After getting an initial idea and feeling how the DevTools protocol works, the actual porting process went in a pretty typical Pareto way. After two days I had around 150 out of our ~ 180 tests working, and porting most of the API from PhantomJS to CDP invocations was straightforward. A lot of the remaining test failures were due to “ordinary” flakes and bugs in the tests themselves, and a series of four PRs fixed them.

There were three major issues on which I spent the “other 90%” of the time on this though - perhaps this blog post and my upstream bug reports help other people to avoid the same traps:

  • Frame handling: Cockpit is built around the concept of iframes, with each frame representing an “application” on your “server Linux session”. To make an assertion or run a query in an iframe, you need to “drill through” into the desired iframe from the root page DOM. I started with a na├»ve JavaScript-only solution:

    if (current_frame)
      frame_doc = document.querySelector(`iframe[name="${current_frame}"]`).contentDocument.documentElement;
      frame_doc = document;

    and then do queries on frame_doc. This actually works well for all but one of our tests which checks embedding a Cockpit page into a custom HTML page. Then this approach (rightfully) fails due to browser’s Same-origin Policy.

    So I went ahead and implemented a solution using the DevTools “mirror” DOM and API. It took me three different attemps to get that right, and in that regard the API documentation nor a Google search were particularly instructive. This is an area where the protocol really could be improved. I posted my solution and a few suggestions to devtools-protocol issue #72.

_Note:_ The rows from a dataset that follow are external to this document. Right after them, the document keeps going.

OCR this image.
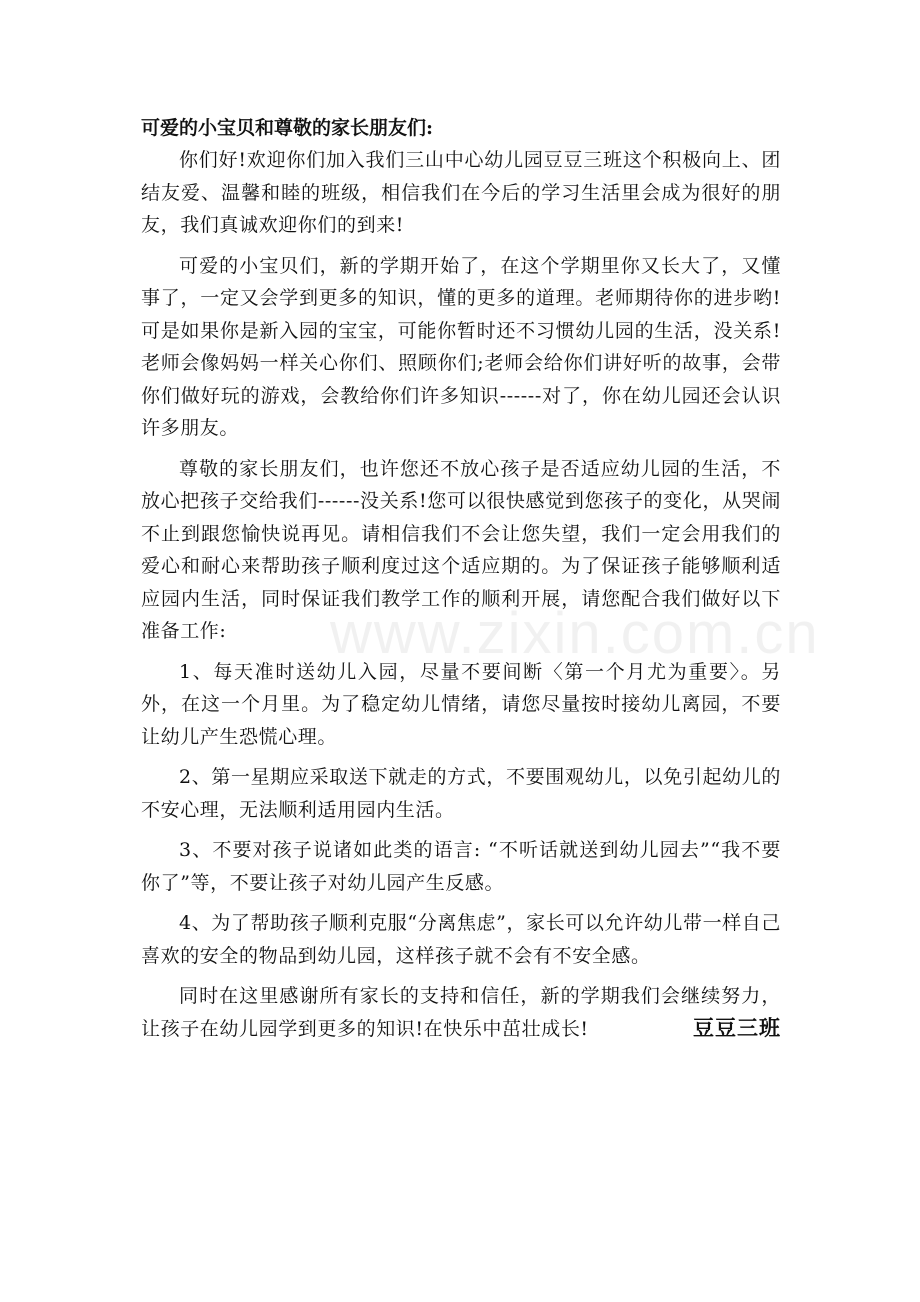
可爱的小宝贝和尊敬的家长朋友们:

你们好!欢迎你们加入我们三山中心幼儿园豆豆三班这个积极向上、团结友爱、温馨和睦的班级，相信我们在今后的学习生活里会成为很好的朋友，我们真诚欢迎你们的到来!

可爱的小宝贝们，新的学期开始了，在这个学期里你又长大了，又懂事了，一定又会学到更多的知识，懂的更多的道理。老师期待你的进步哟!可是如果你是新入园的宝宝，可能你暂时还不习惯幼儿园的生活，没关系!老师会像妈妈一样关心你们、照顾你们;老师会给你们讲好听的故事，会带你们做好玩的游戏，会教给你们许多知识------对了，你在幼儿园还会认识许多朋友。

尊敬的家长朋友们，也许您还不放心孩子是否适应幼儿园的生活，不放心把孩子交给我们------没关系!您可以很快感觉到您孩子的变化，从哭闹不止到跟您愉快说再见。请相信我们不会让您失望，我们一定会用我们的爱心和耐心来帮助孩子顺利度过这个适应期的。为了保证孩子能够顺利适应园内生活，同时保证我们教学工作的顺利开展，请您配合我们做好以下准备工作:

1、每天准时送幼儿入园，尽量不要间断〈第一个月尤为重要〉。另外，在这一个月里。为了稳定幼儿情绪，请您尽量按时接幼儿离园，不要让幼儿产生恐慌心理。

2、第一星期应采取送下就走的方式，不要围观幼儿，以免引起幼儿的不安心理，无法顺利适用园内生活。

3、不要对孩子说诸如此类的语言: “不听话就送到幼儿园去”“我不要你了”等，不要让孩子对幼儿园产生反感。

4、为了帮助孩子顺利克服“分离焦虑”，家长可以允许幼儿带一样自己喜欢的安全的物品到幼儿园，这样孩子就不会有不安全感。

同时在这里感谢所有家长的支持和信任，新的学期我们会继续努力，让孩子在幼儿园学到更多的知识!在快乐中茁壮成长!	豆豆三班
www.zixin.com.cn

  • SSL client certs: Our OpenShift tests kept failing when the OAuth page came up, but only when using Headless mode. I initially thought this was due to the OAuth server having an invalid SSL certificate, as the initial error message suggests something like that. But all approaches with --ignore-certificate-errors or a more elaborate usage of the Security API or even actually installing the OAuth server’s certificate didn’t work - quite frustrating.

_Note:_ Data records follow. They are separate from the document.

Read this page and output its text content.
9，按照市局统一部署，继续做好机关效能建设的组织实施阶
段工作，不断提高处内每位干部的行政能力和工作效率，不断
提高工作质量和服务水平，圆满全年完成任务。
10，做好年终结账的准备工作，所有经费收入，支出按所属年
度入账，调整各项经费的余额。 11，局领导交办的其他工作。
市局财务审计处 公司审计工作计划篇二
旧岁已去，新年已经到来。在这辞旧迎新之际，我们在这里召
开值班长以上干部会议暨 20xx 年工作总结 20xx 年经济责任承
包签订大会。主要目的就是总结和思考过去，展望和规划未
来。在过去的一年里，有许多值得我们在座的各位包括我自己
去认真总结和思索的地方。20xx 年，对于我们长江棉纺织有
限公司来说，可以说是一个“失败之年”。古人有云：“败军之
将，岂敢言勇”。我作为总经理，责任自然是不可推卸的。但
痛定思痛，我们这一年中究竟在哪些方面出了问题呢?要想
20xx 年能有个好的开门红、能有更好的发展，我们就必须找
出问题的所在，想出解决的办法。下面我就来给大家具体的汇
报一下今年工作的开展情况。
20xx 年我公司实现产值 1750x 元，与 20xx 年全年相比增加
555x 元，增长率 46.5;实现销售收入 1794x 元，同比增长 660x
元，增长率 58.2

    It finally helped to enable a third kind of logs (besides console messages and --enable-logging --v=1) which finally revealed what it was complaining about: OAuth was sending a request for presenting a client-side SSL certificate, and this just causes Chromium Headless to throw its hands into the air. As there is no workaround with Chromium Headless, I had to bite the bullet and install the full graphical Chromium (plus half a metric ton of X/mesa dependencies) and Xvfb into our test containers, plus write the logic to bring these up and down in an orderly and parallel fashion.

  • Silently broken pushState API: One of our tests was reproducibly failing on the infrastructure, and only sometimes locally; the screenshot shows that it clearly was on the wrong page, although the previous navigation requests caused no error. Single-stepping through them also worked. Peter and I have spent about three days debugging this and figuring out why adding a simple sleep(3) at a random place in the test made the test to succeed.

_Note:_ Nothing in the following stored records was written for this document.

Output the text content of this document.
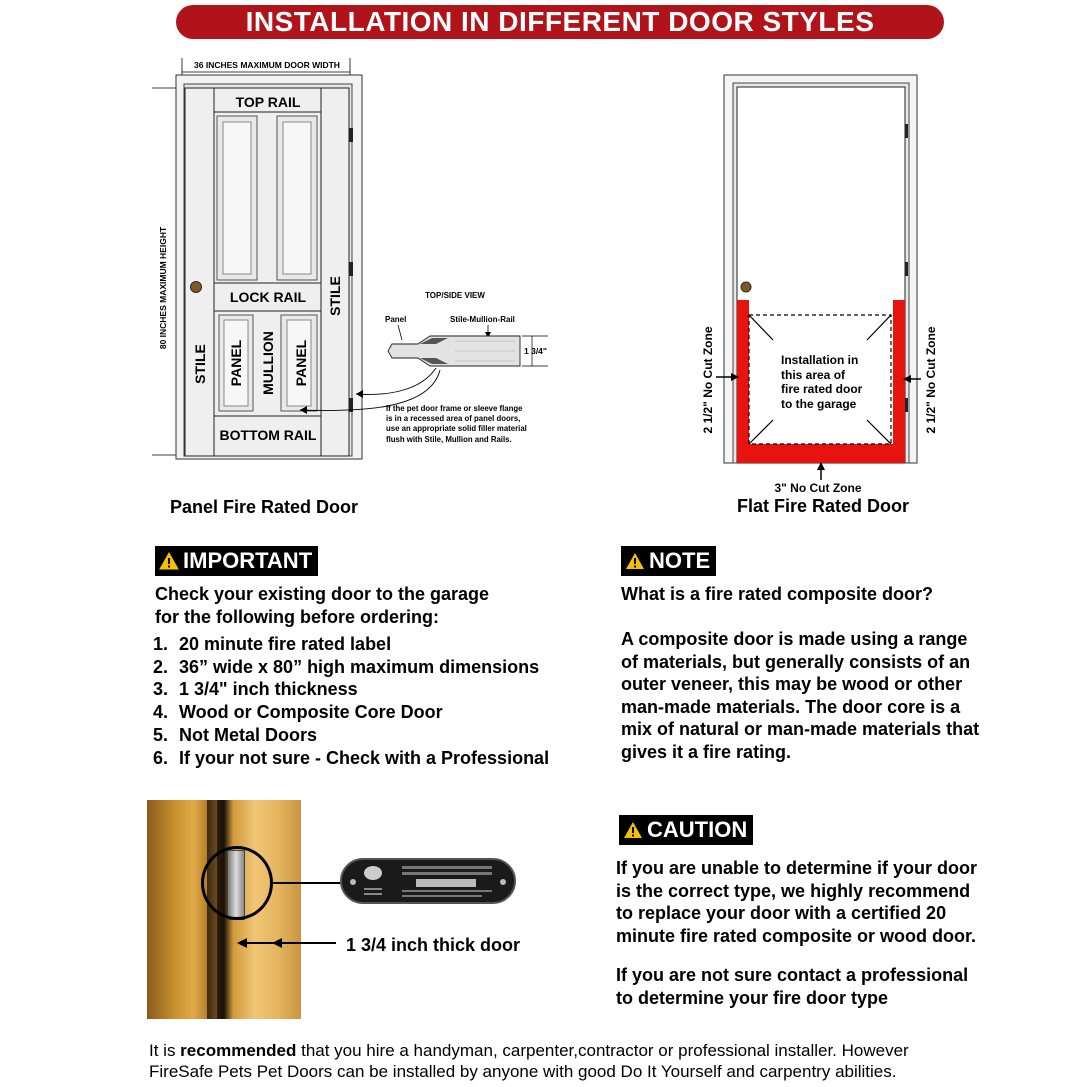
INSTALLATION IN DIFFERENT DOOR STYLES
36 INCHES MAXIMUM DOOR WIDTH
80 INCHES MAXIMUM HEIGHT
TOP RAIL
LOCK RAIL
BOTTOM RAIL
STILE
STILE PANEL MULLION PANEL
TOP/SIDE VIEW
Panel	Stile-Mullion-Rail
1 3/4"
If the pet door frame or sleeve flange
is in a recessed area of panel doors,
use an appropriate solid filler material
flush with Stile, Mullion and Rails.
Panel Fire Rated Door
Installation in
this area of
fire rated door
to the garage
2 1/2" No Cut Zone	2 1/2" No Cut Zone
3" No Cut Zone
Flat Fire Rated Door
IMPORTANT
Check your existing door to the garage
for the following before ordering:
1. 20 minute fire rated label
2. 36” wide x 80” high maximum dimensions
3. 1 3/4" inch thickness
4. Wood or Composite Core Door
5. Not Metal Doors
6. If your not sure - Check with a Professional
NOTE
What is a fire rated composite door?
A composite door is made using a range
of materials, but generally consists of an
outer veneer, this may be wood or other
man-made materials. The door core is a
mix of natural or man-made materials that
gives it a fire rating.
1 3/4 inch thick door
CAUTION
If you are unable to determine if your door
is the correct type, we highly recommend
to replace your door with a certified 20
minute fire rated composite or wood door.
If you are not sure contact a professional
to determine your fire door type
It is recommended that you hire a handyman, carpenter,contractor or professional installer. However
FireSafe Pets Pet Doors can be installed by anyone with good Do It Yourself and carpentry abilities.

    It turned out that a few months ago the window.history.pushState() method changed behaviour: When there are too many calls to it (> 50 in 10 seconds) it ignores the function call, without returning or logging an error. This was by far the most frustrating and biggest time-sink, but after finally discovering it, we had a good justification why a static sleep() is actually warranted in this case. (Related upstream bug reports: #794923 and #769592)

After figuring all that out, the final patch turned out to be reasonably small and readable. Most of the commits are minor test adjustments which weren’t possible to implement exactly as before in the API. Of course this got preceded with half a dozen preparatory commits, to adjust dependencies in containers, fix test races, and the like.

Now that this is landed, we could clean up a bunch of PhantomJS related hacks, it is now possile to write tests for the mobile navigation, and we can now also test ES6 code (such as welder-web). Debugging tests is much more fun now as you can run them on an interactive graphical browser, to see widgets and pages flying around and interactively mess around or inspect them.